La base della moralità nell’induismo

di Jayaram V

Qual è la base della moralità o il giusto codice di condotta secondo l’induismo? O chi decide se le azioni di un individuo sono lecite o illegali? Siamo consapevoli che l’induismo è un cesto molto vagamente assemblato di tradizioni religiose, alcune delle quali risalgono ai tempi preistorici. Da, induismo deriva la sua conoscenza da varie fonti, è difficile arrivare a un parere di consenso per quanto riguarda diverse questioni relative alla moralità, codice di condotta e la pratica religiosa.

Secondo il professor Stenzler ci sono quarantasei libri di legge indù, chiamati Dharma Sastras. Secondo Edward Roer e W. A. Montriou, ” Della lista di cui sopra, venti sono nella lista di Yájnavalkya: diciassette di questi sono nominati da Paráśara, vale a dire. tutti tranne Yama, Brihaspati e Vyása, invece di cui dà Kaśyapa, Gárgya e Prachetas: il Padma Purána dà quelli nominati da Yájnavalkya, con l’eccezione di Atri, e diciassette altri, tre dei quali, Prachetas, Kaśyapa e Gárgya, sono sulla lista di Paráśara, e i restanti quattordici, non prima menzionati: Madhusúdana Saraswatí nomina gli stessi diciannove della lista di Yájnavalkya, anche Devala, Nárada, Paithínasi: Ráma Krishna, nel suo gloss to the Grihya Sútras di Páraskara, menziona trentanove, di cui nove sono nuovi. C’è anche un Dharma Śástra attribuito a Śankha e Likhita congiuntamente, rendendo così quarantasette in tutto. “

Oltre a loro ci sono ” diverse recensioni dello stesso Dharma Śástras, di cui il professor Stenzler parla di aver letto di ventidue.”Ciascuno dei 47 Dharmasastras è una fonte indipendente e autorità sulla legge indù.

Da quanto sopra, la legge chiaramente indù non è solo completa, ma anche molto complicata. Nessuno sforzo sembra essere stato fatto in tempi recenti da chiunque per confrontare e contrastare questi 47 Dharmasastras.

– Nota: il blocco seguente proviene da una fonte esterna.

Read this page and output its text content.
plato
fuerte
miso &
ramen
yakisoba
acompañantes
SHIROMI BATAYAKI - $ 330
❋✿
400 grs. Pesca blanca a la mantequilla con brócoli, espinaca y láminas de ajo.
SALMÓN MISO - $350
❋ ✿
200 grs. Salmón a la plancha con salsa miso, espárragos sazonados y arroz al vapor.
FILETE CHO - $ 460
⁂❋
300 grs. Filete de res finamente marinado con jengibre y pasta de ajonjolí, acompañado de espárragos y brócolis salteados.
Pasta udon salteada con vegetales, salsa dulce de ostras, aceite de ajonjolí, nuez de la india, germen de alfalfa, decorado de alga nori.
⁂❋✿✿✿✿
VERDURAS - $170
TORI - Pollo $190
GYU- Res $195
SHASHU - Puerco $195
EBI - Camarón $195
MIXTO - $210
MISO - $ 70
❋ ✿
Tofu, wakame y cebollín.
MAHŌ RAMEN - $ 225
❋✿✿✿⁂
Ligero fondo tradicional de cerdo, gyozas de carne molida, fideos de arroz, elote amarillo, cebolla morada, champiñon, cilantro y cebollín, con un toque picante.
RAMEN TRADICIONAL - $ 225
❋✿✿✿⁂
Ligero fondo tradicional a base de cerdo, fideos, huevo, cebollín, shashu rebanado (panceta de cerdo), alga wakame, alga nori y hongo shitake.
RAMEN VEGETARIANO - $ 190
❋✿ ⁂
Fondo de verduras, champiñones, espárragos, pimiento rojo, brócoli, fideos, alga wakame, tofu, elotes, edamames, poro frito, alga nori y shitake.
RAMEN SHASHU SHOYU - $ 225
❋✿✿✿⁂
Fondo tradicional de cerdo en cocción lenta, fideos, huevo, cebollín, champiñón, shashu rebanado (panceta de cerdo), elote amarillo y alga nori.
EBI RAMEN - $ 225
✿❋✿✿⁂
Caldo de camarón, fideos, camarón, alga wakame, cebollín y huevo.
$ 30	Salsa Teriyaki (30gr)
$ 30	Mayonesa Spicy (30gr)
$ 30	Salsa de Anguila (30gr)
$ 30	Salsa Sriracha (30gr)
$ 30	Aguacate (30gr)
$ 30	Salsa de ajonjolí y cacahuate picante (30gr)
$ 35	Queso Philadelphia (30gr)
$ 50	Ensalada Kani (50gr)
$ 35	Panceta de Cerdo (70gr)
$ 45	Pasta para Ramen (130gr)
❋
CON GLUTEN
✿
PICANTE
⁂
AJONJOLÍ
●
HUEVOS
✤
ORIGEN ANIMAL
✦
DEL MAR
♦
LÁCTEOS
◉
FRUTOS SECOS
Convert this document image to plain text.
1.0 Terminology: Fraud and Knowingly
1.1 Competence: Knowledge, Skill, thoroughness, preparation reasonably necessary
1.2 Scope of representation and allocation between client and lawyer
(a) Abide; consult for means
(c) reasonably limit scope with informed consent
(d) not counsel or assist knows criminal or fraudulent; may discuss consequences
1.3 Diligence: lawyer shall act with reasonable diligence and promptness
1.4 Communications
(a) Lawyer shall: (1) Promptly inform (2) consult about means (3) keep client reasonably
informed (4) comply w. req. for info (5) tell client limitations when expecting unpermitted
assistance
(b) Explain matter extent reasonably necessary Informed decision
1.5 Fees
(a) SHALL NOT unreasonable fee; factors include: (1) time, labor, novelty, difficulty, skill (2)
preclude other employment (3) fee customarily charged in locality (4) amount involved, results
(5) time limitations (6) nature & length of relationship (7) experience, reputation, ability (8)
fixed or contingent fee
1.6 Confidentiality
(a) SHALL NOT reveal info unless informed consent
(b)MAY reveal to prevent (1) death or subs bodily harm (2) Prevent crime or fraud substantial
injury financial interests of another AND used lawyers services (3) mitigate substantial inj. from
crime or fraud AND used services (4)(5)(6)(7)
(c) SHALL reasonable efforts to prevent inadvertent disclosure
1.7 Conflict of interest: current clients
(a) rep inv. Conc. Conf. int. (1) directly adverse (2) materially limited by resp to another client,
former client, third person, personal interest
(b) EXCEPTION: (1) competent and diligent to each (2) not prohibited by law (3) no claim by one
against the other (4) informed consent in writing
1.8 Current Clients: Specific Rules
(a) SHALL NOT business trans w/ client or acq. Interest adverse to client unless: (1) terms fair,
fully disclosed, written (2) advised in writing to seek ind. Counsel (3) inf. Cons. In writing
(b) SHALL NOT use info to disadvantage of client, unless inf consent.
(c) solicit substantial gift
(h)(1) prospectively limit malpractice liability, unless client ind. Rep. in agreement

Ironia della sorte, la maggior parte delle leggi prescritte da questi libri di legge sono obsolete e non possono essere applicate alle situazioni attuali nella società indù contemporanea. Farlo sarebbe retrogressivo e equivale a riportare la civiltà indù a mille anni.

Allora come facciamo a sapere cosa è giusto, cos’è la moralità e il giusto codice di condotta secondo l’induismo? Troviamo una risposta a questo in Yajnavalkya Smriti (1.7). Yajnavalkya è considerata la seconda autorità più importante sulla legge indù, accanto solo a Manu. Egli definisce la legge nel modo seguente: “Lo Śruti, lo Smriti, la pratica degli uomini buoni, ciò che sembra buono per se stessi e un desiderio considerato maturamente—questi sono dichiarati come la radice della Legge.”Aggiunge anche che quattro persone ben versate nei Veda possono formare un Tribunale e qualunque cosa decidano diventa la legge. In alternativa, può essere considerata l’opinione di uno yogi auto-realizzato che ha conoscenza di Sé. Ci sono spiegati di seguito.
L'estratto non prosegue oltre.